CVE-2025-10939: 
Java vulnerability analysis and mitigation

A security vulnerability was identified in Keycloak (CVE-2025-10939) related to unauthorized access to the admin console. The vulnerability was discovered and published to the CVE List on October 28, 2025. The issue affects the org.keycloak/keycloak-quarkus-server component when using proxy configurations, particularly with ha-proxy (Red Hat CVE, NVD).

The vulnerability is classified as CWE-427 (Uncontrolled Search Path Element) with a CVSS v3.1 base score of 3.7 (Low). The technical issue involves the ability to bypass access restrictions to the /admin path when using a proxy server. Specifically, the vulnerability can be exploited by using relative/non-normalized paths to access the /admin application path relative to /realms, which is typically exposed (Red Hat Bugzilla).

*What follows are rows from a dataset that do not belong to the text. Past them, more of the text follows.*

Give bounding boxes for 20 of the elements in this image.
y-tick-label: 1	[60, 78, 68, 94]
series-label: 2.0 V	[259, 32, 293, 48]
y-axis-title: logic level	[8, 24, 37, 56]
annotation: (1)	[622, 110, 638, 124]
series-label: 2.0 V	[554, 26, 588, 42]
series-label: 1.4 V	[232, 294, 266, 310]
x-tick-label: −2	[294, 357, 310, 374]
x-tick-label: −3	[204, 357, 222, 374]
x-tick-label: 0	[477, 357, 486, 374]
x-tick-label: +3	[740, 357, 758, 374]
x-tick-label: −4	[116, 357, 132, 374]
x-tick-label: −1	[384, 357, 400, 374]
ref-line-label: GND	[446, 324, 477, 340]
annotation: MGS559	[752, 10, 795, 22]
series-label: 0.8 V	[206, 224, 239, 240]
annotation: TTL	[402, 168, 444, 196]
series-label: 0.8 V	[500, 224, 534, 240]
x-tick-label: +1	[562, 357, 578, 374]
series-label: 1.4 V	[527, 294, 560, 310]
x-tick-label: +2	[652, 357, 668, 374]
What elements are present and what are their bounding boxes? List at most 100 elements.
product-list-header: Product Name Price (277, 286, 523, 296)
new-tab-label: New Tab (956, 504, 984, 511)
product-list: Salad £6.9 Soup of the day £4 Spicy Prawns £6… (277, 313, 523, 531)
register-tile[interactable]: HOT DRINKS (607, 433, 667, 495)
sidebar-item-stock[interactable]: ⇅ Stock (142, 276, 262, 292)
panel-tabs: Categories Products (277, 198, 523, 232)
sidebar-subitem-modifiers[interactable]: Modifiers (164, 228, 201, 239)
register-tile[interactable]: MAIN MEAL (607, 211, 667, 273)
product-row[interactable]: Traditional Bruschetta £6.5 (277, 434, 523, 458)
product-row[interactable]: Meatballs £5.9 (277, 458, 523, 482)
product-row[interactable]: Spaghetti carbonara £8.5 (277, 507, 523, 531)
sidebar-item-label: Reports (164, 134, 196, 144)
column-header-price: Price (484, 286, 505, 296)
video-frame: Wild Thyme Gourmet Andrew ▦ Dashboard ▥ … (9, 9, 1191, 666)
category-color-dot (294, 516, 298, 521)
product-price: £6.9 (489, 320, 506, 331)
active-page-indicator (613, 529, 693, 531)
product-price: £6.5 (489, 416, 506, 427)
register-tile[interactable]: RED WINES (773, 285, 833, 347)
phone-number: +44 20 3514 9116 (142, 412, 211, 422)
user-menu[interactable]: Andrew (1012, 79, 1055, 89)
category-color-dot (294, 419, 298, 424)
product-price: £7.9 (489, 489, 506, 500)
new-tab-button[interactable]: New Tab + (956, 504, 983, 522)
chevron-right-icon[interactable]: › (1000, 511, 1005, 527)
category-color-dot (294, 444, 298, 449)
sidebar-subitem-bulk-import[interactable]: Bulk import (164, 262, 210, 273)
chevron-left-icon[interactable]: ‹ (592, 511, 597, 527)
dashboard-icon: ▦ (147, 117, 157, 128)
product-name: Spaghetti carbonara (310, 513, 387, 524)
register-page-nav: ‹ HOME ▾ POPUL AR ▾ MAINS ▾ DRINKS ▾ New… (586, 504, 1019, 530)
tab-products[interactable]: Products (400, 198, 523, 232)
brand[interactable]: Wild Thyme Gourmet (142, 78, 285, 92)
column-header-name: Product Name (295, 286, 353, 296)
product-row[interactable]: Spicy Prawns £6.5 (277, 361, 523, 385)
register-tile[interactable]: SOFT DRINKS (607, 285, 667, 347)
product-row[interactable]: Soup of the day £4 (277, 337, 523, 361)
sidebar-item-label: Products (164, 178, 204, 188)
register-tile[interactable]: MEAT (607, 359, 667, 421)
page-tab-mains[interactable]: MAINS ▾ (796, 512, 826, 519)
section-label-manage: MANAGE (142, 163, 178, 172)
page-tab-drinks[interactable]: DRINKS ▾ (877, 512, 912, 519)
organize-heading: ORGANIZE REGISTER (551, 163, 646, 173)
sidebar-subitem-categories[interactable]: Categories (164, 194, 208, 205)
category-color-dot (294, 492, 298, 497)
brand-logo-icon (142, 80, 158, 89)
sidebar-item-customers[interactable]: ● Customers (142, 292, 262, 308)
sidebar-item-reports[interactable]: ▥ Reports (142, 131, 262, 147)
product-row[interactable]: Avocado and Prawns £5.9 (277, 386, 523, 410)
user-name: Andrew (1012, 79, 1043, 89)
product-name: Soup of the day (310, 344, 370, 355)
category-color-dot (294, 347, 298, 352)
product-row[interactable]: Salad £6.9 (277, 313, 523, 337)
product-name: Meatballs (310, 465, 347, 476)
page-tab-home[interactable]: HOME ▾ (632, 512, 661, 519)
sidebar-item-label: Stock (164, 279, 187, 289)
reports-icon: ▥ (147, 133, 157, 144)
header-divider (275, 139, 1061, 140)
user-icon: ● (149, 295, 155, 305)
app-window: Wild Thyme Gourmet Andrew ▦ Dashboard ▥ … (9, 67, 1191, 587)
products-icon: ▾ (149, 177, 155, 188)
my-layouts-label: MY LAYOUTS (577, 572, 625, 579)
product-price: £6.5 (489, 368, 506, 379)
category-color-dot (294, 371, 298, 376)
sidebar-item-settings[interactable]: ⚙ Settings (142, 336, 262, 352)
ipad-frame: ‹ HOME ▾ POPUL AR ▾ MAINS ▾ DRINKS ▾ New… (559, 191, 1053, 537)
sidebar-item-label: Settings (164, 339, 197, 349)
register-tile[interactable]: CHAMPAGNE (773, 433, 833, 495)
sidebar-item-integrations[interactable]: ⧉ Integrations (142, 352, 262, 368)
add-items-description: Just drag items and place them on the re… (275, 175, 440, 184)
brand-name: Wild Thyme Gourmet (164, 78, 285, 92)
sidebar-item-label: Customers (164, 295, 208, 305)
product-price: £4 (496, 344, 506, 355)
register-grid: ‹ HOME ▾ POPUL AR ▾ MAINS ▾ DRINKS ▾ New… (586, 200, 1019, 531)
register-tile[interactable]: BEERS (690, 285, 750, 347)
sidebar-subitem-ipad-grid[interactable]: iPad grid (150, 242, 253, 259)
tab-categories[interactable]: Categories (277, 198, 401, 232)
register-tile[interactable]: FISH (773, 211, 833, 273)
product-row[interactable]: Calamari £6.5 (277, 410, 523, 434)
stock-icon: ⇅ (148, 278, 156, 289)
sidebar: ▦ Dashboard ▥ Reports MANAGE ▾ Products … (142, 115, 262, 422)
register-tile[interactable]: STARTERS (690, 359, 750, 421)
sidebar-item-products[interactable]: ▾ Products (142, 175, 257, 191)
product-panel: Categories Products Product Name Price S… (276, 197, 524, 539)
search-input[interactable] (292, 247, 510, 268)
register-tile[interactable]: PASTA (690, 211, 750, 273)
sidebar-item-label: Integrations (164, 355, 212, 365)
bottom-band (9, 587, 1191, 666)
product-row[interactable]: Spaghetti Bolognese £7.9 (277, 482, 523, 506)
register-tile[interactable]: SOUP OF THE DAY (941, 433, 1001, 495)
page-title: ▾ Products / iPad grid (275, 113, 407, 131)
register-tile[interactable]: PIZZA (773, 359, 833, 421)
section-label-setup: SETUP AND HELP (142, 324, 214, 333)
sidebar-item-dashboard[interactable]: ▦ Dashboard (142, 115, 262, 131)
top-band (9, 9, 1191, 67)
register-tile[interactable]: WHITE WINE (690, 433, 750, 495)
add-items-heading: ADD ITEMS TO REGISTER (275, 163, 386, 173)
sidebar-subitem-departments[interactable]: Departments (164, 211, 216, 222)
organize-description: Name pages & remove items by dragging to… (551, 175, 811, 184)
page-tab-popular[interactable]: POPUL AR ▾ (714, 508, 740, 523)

The vulnerability allows potential unauthorized access to the admin console, which should normally be restricted from external access. While authentication is still required for the admin path, the vulnerability exposes a path that administrators believe to be inaccessible, potentially compromising the security posture of the system (Red Hat CVE).

Currently, no official mitigation is available that meets Red Hat Product Security criteria for ease of use, deployment, and stability. The issue is more prominent in ha-proxy configurations, while other proxies like mod-proxy correctly manage non-normalized URLs by normalizing the path. It has been suggested that Keycloak should return an error by default for non-normalized URLs (Red Hat CVE).